By Paolo von Schirach
April 29, 2013
WASHINGTON – Recently The Economist had a story pointing out that the humble automobile is experiencing some kind of a technological rebirth. There are new fuel efficiencies and new technologies that will transform our use of the car. Soom enough, (look at Google’s experimentations), cars will drive themselves, so that drivers will rest while the vehicle will take them safely to their destination. And new on board sensors and other gadgets will help avoid collisions. They will identity obstacles, and they will help all cars to optimize the use of existing roads.
Cars are bad tools
All this sounds wonderful. Except that it isn’t. The issue is not to optimize the use of cars. The issue is to finally recognize that the private automobile is a really bad tool to secure transportation in large, modern metropolitan areas. Indeed, even if we could stipulate extra clean, noiseless cars that are guided by advanced robotics, the problem is that there are simply too many of them on a finite road surface. That’s right: congestion is the real problem. And while congestion can be improved, it cannot be eliminated. Finite road space, more and more cars. You cannot fix this.
Rediscover the bus
Therefore, the only sensible way to allow people to get around safely and conveniently in large metropolitan areas is to create seamless network of buses travelling at high speed on dedicated bus lanes. These networks, parts of a Bus Rapid Transit system, will work essentially just like underground trains. But the major advantage of BRTs is affordability. Digging tunnels for underground rail takes years and it is prohibitively expensive. Creating dedicated surface lanes for the exclusive use of modern buses is not cheap, but it is infinitely cheaper than digging tunnels.

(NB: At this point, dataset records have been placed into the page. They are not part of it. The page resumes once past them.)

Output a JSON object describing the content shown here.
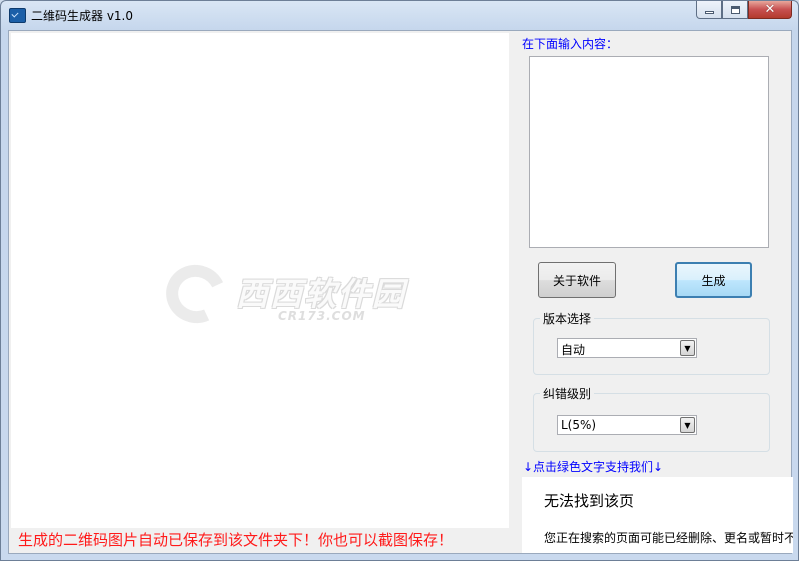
{
  "window": {
    "title": "二维码生成器 v1.0",
    "controls": {
      "close": "✕"
    }
  },
  "main": {
    "status_text": "生成的二维码图片自动已保存到该文件夹下！你也可以截图保存！",
    "watermark": {
      "text": "西西软件园",
      "sub": "CR173.COM"
    }
  },
  "side": {
    "input_label": "在下面输入内容：",
    "input_value": "",
    "about_button": "关于软件",
    "generate_button": "生成",
    "version_group": {
      "label": "版本选择",
      "selected": "自动"
    },
    "ecc_group": {
      "label": "纠错级别",
      "selected": "L(5%)"
    },
    "support_link": "↓点击绿色文字支持我们↓",
    "web_panel": {
      "title": "无法找到该页",
      "body": "您正在搜索的页面可能已经删除、更名或暂时不"
    }
  },
  "colors": {
    "status_red": "#ff1a1a",
    "link_blue": "#0000ff"
  }
}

So, imagine the finished product. Lots of buses, running on time, as they will not be stuck in traffic. Covered bus stations that will allow quick and easy transfers. Affordable tickets. By the way, this is not a dream. The city of Curitiba in Brazil experimented with this BRT concept for decades. And they have created the template from which the whole world can learn.
Huge resistance
So, if there are indeed all these advantages, why are we not busy creating BRT systems? It is mostly lack of political will. In order to have viable BRTs, municipalities would have to outlaw private cars from cities, or at least from very large portions of major metropolitan areas–this is an essential prerequisite in order to create the space for dedicated, buses-only lanes. And this can be really complicated.
Give up the car?
The general public is so attached to the idea of the use of private cars that it will insist on using them, even when it is obvious that this transportation mode has produced diminishing returns. You tell me what good will car do to you when you are stuck in endless congestion, sometimes for hours, every day.
Still, as the car is a symbol of personal achievement, a status symbol and what not, the politicians do not want to tell people that they should forget about it and use instead the much more cost effective and much more convenient bus. Because of this inability to force a real rethinking on what may work best in large metro areas, millions of people, like idiots, every day are stuck in traffic, simply because everybody else around them did the same thing: they got into their cars, (most of the time one person per vehicle), with the most mistaken belief that this is the only way to go to work.